OMG! I got 2 ghost shrimps last week to keep my Betta company and the next day I saw my Betta's fin was missing a good chunk. I thought maybe he was just a little excited that there were 2 other creatures in his tank that he started tailbiting. But then, I saw one of the shrimp clinging to my Betta's fins while the fish was trying to swim and it was nipping on his tail. 

I feel so bad for my Betta, he was a nice half-moon and now his fins are all tattered up. He looks like he'd been through a blender or something. The other shrimp wasn't too bad, he was scared of my Betta and always hides when my Betta swims by. But the other one wasn't scared at all. I'm still bringing them both back though.
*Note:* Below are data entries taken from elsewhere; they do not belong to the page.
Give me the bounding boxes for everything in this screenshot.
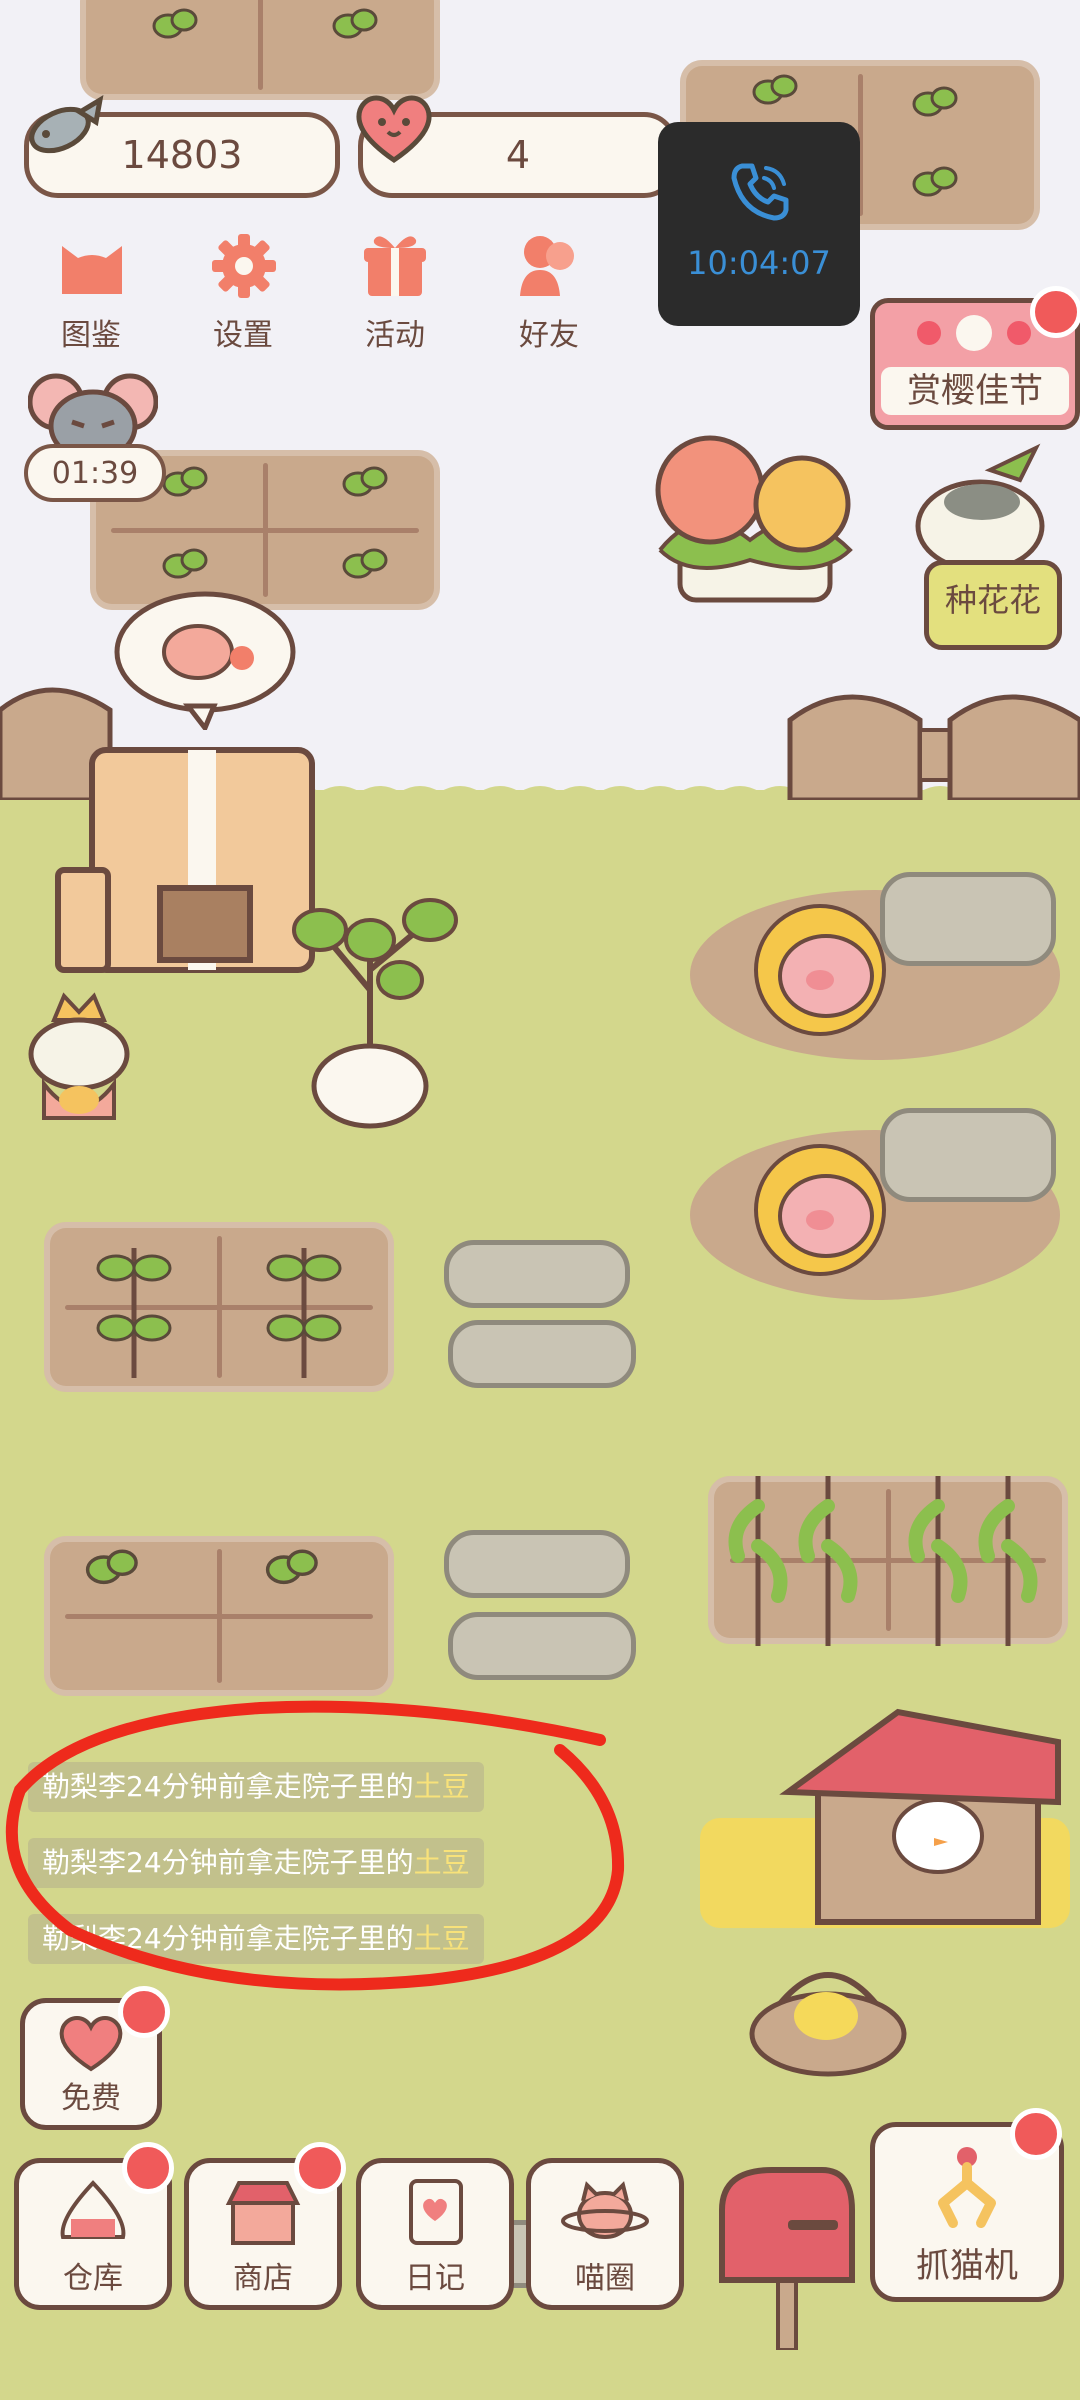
cat-head-icon <box>62 246 122 294</box>
game-stage: 14803 4 10:04:07 图鉴 设置 活动 好友 赏樱佳节 01:39 … <box>0 0 1080 2400</box>
menu-label: 好友 <box>519 318 579 353</box>
seedling-icon <box>266 1248 342 1378</box>
thought-bubble[interactable] <box>110 590 300 730</box>
stone-bench <box>880 872 1056 966</box>
menu-friends[interactable]: 好友 <box>484 222 614 353</box>
nav-label: 商店 <box>233 2261 293 2296</box>
rice-ball-icon <box>60 2180 126 2239</box>
sprout-icon <box>162 466 208 497</box>
fence-right <box>787 694 1080 800</box>
nav-meow-circle[interactable]: 喵圈 <box>526 2158 684 2310</box>
event-sign-label: 赏樱佳节 <box>881 367 1069 415</box>
pig-sunflower[interactable] <box>750 1140 900 1280</box>
sprout-icon <box>342 466 388 497</box>
gear-icon <box>212 234 276 298</box>
menu-events[interactable]: 活动 <box>330 222 460 353</box>
fish-count: 14803 <box>121 133 243 177</box>
call-time: 10:04:07 <box>687 244 831 282</box>
menu-collection[interactable]: 图鉴 <box>26 222 156 353</box>
friends-icon <box>520 236 574 296</box>
sprout-icon <box>912 86 958 117</box>
egg-basket[interactable] <box>748 1950 908 2080</box>
fish-icon <box>29 95 104 154</box>
phone-icon <box>731 163 789 221</box>
heart-face-icon <box>59 2016 123 2072</box>
nav-label: 日记 <box>405 2261 465 2296</box>
stepping-stone <box>444 1530 630 1598</box>
call-overlay[interactable]: 10:04:07 <box>658 122 860 326</box>
nav-label: 喵圈 <box>575 2261 635 2296</box>
chicken-coop[interactable] <box>748 1702 1074 1938</box>
warehouse-badge <box>122 2142 174 2194</box>
field-plot[interactable] <box>44 1222 394 1392</box>
stepping-stone <box>448 1320 636 1388</box>
stepping-stone <box>448 1612 636 1680</box>
plant-sign-label: 种花花 <box>944 581 1041 619</box>
sprout-icon <box>752 74 798 105</box>
sprout-icon <box>332 8 378 39</box>
menu-label: 图鉴 <box>61 318 121 353</box>
plant-flowers-sign[interactable]: 种花花 <box>924 560 1062 650</box>
claw-badge <box>1010 2108 1062 2160</box>
mouse-timer: 01:39 <box>24 444 166 502</box>
king-cat <box>28 992 130 1120</box>
corn-icon <box>728 1476 858 1646</box>
diary-icon <box>409 2179 463 2245</box>
sprout-icon <box>265 1549 318 1585</box>
mailbox[interactable] <box>712 2160 862 2350</box>
sprout-icon <box>342 548 388 579</box>
menu-label: 活动 <box>365 318 425 353</box>
menu-settings[interactable]: 设置 <box>178 222 308 353</box>
nav-label: 仓库 <box>63 2261 123 2296</box>
seedling-icon <box>96 1248 172 1378</box>
sprout-icon <box>85 1549 138 1585</box>
annotation-circle <box>5 1700 625 1991</box>
field-plot[interactable] <box>708 1476 1068 1646</box>
claw-machine-label: 抓猫机 <box>916 2246 1018 2286</box>
field-plot[interactable] <box>44 1536 394 1696</box>
gift-icon <box>364 236 426 296</box>
flower-pot[interactable] <box>640 430 870 620</box>
sprout-icon <box>152 8 198 39</box>
nav-diary[interactable]: 日记 <box>356 2158 514 2310</box>
shop-badge <box>294 2142 346 2194</box>
heart-face-icon <box>356 95 432 164</box>
planet-cat-icon <box>561 2181 649 2239</box>
free-badge <box>118 1986 170 2038</box>
sakura-icon <box>917 315 1031 351</box>
shop-icon <box>225 2181 301 2245</box>
potted-tree <box>292 898 458 1129</box>
pig-sunflower[interactable] <box>750 900 900 1040</box>
stone-bench <box>880 1108 1056 1202</box>
menu-label: 设置 <box>213 318 273 353</box>
event-badge <box>1030 286 1080 338</box>
claw-icon <box>938 2147 996 2228</box>
sprout-icon <box>912 166 958 197</box>
stepping-stone <box>444 1240 630 1308</box>
field-plot[interactable] <box>80 0 440 100</box>
free-label: 免费 <box>61 2081 121 2116</box>
mouse-timer-value: 01:39 <box>51 455 139 491</box>
corn-icon <box>908 1476 1038 1646</box>
gardener-cat <box>915 443 1045 570</box>
heart-count: 4 <box>505 133 531 177</box>
sprout-icon <box>162 548 208 579</box>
It was a horrible idea to get them. I've put them in the little cup that my Betta came in and I'm bringing them back to Petsmart tomorrow. My poor fishy. I hope it doesn't take too long for his fins to heal.:BIGweepy: :BIGnervous: I'll post pictures of my Betta tomorrow.


----------



## Gracie8890 (Feb 25, 2012)

Aww poor guy.i had an adf do that to my betta. It really kinda depends on the animal some people can have tank mates with their betta with no problems while others like us have little monsters as tank mates!


----------



## ao (Feb 29, 2012)

ghost shrimps do not nip. you probably got a macrobrachium  these will grow large and potentially kill your fish


----------



## redchigh (Jan 20, 2010)

I've had ghost shrimps that tried to eat guppy fry... I could see them going after a CT's rays...


----------



## Kevron56 (Oct 11, 2012)

I was recently contiplating getting a ghost shrimp or two for the same reason, but at my LFS the minimum amount to purchase is 10! I opted not to get them and thank goodness I didn't! I'm sorry your Betta got beat up =(


----------



## OhNoLenX (Aug 28, 2012)

Strange, I have 8 or 9 Ghost shrimp and they don't go near any of my fish... quiet the opposite really as they usually flee.


----------



## paloverde (Nov 9, 2012)

Have kept 3 ghost shrimp with my Betta for over a year all live peaceably in a 10 gal planted tank. A few weeks ago I bought 3 more " ghost shrimp " quarantined them in a 1.5 gal & observed that one of them looked a bit different than all the others,figured that it was nothing to bother with. What a stupid move on my part, 3 days ago I put the new shrimp in the tank and the different looking shrimp acted very bold and was following the betta and grabbed on to his tail fin poor betta was darting about trying to dislodge that mutant shrimp. The mutant shrimp was not a true ghost shrimp, don't know how it got mixed up with the ghost shrimp. The mutant shrimp no longer resides at my home.


----------



## OrangeAugust (Jul 23, 2012)

paloverde said:


> The mutant shrimp no longer resides at my home.


LOL

Yeah, there are Macrobachium shrimp that look like ghost shrimp but are larger and more aggressive.
I was in Petco and they had a tank with shrimp they called "Ghost Shrimp", but these things were like 3 inches long and one of them was holding onto a dead fish larger than itself and eating it. I'm sure those were probably Macrobachiums. I would not put those with my betta.
The only remaining ghost shrimp that I have now (the other 2 died of "natural causes- not because my betta ate them) is still small, but I think it's the normal size of an adult ghost shrimp (about an inch). Totally docile. I think he hides most of the time. I don't see him for up to a week at a time sometimes. From what I've seen he's never really had an encounter with my betta until a couple of days ago when the shrimp was swimming up near the top, and my betta caught a glimpse of him, so he just started swimming over to investigate, but he freaked out the shrimp and you know how fast they move as if they teleport to the other side of the tank. He did that and Fishie didn't try to go after him or anything.
so yeah, I don't think your shrimp are true ghost shrimp.


----------



## ItsKourtneyYoC8 (Sep 13, 2012)

You should get an apple snail! I bet you both will love him!


----------